The succession rules are determined on the basis of the national law of the deceased party at the moment of his death.italian inheritance law

The Italian legislator adopted the principle of “unity of inheritance”. This principle differs substantially from the one adopted in common law countries. It is based on the separation between non-property assets and property assets: to non-property assets the law of the last domicile or last citizenship of the deceased party is applicable, and to property assets the so called “lex rei sitae” (law of the country where the property is located). One of the most important consequences is that, if the hereditary asset includes properties located in different states, the succession of each single property could be regulated by the law of the country where the property is located.

The law regulating the succession is the national law of the deceased at the time of his death. The Italian rules on conflict of laws consider the possibility that the national law of a deceased foreigner might defer to the law of another country. Such deferment is effective only if the law of the third State accepts the deferment. Here is a practical example: if a British citizen before his death left some properties in Italy, the succession will be regulated by the British law. But following the British “conflict law” the law applicable to properties should be the “lex rei sitae (law of the country where the property is located), that is/viz., the Italian inheritance law.

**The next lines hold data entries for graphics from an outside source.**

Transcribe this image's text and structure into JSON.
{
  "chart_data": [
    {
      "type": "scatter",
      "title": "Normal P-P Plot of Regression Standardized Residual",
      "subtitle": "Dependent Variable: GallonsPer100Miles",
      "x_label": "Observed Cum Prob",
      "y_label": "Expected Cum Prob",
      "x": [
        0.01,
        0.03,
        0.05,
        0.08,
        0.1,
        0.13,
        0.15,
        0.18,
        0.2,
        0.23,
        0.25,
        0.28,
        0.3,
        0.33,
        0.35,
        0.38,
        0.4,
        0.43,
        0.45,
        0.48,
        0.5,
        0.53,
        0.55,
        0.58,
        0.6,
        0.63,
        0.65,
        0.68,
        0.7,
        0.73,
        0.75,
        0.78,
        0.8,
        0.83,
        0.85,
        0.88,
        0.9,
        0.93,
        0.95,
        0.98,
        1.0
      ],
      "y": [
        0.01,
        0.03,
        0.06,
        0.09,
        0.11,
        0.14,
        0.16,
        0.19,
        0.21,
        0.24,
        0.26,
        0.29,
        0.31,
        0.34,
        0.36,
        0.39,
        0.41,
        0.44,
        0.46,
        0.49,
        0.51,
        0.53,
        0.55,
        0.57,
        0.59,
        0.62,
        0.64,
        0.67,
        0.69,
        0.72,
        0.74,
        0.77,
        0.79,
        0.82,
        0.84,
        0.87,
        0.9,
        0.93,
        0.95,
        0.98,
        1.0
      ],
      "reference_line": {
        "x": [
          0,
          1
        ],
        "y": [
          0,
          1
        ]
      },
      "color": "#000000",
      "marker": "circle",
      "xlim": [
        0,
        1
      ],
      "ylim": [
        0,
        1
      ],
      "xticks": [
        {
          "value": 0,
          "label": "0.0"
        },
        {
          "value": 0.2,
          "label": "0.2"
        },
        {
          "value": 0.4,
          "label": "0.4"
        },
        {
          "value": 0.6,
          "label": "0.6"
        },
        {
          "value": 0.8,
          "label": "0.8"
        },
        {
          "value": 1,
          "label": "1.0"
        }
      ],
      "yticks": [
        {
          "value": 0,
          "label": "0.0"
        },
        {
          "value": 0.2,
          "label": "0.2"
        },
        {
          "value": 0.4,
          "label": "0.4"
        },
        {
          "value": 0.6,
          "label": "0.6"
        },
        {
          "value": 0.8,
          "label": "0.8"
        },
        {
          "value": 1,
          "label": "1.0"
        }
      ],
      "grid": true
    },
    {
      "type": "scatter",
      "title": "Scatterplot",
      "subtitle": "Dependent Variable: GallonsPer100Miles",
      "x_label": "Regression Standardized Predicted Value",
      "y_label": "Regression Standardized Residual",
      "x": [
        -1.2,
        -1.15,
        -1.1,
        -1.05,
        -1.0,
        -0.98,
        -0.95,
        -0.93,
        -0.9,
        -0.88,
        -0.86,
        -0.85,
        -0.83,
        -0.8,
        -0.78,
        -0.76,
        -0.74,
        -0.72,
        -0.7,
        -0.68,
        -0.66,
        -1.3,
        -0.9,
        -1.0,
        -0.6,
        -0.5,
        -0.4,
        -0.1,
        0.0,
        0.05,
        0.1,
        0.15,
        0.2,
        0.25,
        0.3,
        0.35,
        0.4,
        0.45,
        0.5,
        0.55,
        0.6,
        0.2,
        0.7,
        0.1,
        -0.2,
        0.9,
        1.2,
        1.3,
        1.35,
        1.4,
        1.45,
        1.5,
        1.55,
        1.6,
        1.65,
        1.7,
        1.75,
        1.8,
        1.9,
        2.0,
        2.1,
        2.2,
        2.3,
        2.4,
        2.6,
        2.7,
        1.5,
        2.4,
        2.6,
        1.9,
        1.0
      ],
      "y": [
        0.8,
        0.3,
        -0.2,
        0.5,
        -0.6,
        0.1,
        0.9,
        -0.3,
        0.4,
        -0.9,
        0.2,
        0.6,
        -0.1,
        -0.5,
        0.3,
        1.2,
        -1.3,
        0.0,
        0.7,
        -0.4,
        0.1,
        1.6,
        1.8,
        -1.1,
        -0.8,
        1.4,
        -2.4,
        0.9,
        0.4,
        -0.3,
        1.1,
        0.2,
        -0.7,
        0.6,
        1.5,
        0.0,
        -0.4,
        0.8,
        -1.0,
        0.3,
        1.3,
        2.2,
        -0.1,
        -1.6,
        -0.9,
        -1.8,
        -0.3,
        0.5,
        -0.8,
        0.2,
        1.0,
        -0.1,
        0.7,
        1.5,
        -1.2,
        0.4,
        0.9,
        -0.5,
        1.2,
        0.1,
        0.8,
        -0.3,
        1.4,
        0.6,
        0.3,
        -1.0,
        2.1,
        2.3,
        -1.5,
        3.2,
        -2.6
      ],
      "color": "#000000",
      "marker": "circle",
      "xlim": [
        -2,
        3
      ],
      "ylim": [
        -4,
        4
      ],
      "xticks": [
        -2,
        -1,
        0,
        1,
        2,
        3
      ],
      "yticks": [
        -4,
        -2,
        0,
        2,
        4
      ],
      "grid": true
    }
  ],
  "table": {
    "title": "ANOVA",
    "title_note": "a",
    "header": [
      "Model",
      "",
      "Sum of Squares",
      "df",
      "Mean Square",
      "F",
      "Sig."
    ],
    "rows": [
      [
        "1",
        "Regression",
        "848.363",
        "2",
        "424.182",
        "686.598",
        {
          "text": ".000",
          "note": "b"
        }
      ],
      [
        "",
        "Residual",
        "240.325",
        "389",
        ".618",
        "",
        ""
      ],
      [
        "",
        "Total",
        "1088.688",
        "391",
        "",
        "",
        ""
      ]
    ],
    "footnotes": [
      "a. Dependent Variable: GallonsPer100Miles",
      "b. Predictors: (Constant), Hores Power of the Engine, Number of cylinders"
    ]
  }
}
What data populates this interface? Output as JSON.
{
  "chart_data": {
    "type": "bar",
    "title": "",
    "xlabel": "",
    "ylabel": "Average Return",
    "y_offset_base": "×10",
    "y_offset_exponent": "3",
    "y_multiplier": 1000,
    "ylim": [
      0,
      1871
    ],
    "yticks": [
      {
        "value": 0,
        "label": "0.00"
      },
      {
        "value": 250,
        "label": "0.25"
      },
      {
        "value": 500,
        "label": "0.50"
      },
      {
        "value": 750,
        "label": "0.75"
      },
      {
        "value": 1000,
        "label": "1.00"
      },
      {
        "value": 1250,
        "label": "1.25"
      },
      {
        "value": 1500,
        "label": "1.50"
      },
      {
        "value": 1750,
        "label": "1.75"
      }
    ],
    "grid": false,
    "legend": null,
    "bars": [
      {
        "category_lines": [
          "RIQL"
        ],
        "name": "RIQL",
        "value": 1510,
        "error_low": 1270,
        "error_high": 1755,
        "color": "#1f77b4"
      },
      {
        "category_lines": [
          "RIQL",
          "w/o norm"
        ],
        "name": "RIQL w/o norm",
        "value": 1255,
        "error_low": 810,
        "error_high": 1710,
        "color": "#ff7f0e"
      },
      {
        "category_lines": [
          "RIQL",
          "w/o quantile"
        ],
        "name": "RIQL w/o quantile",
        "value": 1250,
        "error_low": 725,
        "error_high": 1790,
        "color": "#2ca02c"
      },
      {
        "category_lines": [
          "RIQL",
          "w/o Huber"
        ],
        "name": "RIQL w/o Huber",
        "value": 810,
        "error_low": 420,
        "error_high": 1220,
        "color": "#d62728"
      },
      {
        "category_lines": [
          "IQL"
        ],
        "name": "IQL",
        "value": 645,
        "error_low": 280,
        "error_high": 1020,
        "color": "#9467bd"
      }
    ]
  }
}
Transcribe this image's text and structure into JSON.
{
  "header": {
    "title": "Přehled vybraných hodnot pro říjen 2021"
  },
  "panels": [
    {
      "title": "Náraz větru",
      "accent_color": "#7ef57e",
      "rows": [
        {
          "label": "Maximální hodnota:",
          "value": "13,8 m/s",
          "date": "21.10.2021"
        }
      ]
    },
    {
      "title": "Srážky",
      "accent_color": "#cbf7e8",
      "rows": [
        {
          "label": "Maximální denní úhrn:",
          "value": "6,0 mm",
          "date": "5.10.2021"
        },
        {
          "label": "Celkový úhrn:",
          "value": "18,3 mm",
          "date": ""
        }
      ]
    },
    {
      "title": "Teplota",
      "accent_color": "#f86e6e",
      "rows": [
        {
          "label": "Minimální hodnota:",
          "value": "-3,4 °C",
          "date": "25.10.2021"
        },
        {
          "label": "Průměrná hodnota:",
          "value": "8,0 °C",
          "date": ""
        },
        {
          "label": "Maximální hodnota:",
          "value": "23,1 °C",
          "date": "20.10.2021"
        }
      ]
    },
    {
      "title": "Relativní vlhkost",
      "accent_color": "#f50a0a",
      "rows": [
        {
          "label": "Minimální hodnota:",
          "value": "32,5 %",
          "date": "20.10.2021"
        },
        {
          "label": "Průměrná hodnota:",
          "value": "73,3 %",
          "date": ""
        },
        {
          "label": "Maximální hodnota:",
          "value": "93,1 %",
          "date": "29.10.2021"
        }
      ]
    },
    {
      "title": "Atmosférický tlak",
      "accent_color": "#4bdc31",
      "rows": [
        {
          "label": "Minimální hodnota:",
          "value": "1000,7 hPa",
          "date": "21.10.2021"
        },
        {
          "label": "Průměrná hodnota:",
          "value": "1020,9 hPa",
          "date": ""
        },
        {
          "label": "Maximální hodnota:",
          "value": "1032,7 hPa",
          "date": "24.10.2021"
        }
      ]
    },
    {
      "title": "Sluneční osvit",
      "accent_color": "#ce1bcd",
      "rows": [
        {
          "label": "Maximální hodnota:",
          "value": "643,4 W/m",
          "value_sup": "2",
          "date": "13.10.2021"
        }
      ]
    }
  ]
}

The testator has the right to submit his succession to the law of the country where he resides. Such choice has to be formally expressed in a will and shall not be prejudicial of the rights that the Italian law provides for the so called legittimari” ( members of the family who have the right to receive a fixed part of the property of the deceased even against the will) who are resident in Italy at the moment of death of the deceased.

It is highly advisable to draft an Italian will assisted by your Italian  inheritance lawyer in order to limit the consequences of the “legal succession”. The “legal succession” applies where the deceased has not left a will, in such case the Italian law determines which relatives of the deceased have a right to succeed (primarily the spouse, the legitimate and natural children, and the ascendants). In case of lack of heirs, according to the Italian inheritance law, the hereditary assets present in Italy would be assigned to the Italian State.

Please note, any statement made in this article is intended to be a general practical introductory explanation only and not formal legal advice. This firm accepts no liability or any responsibility for any statement made.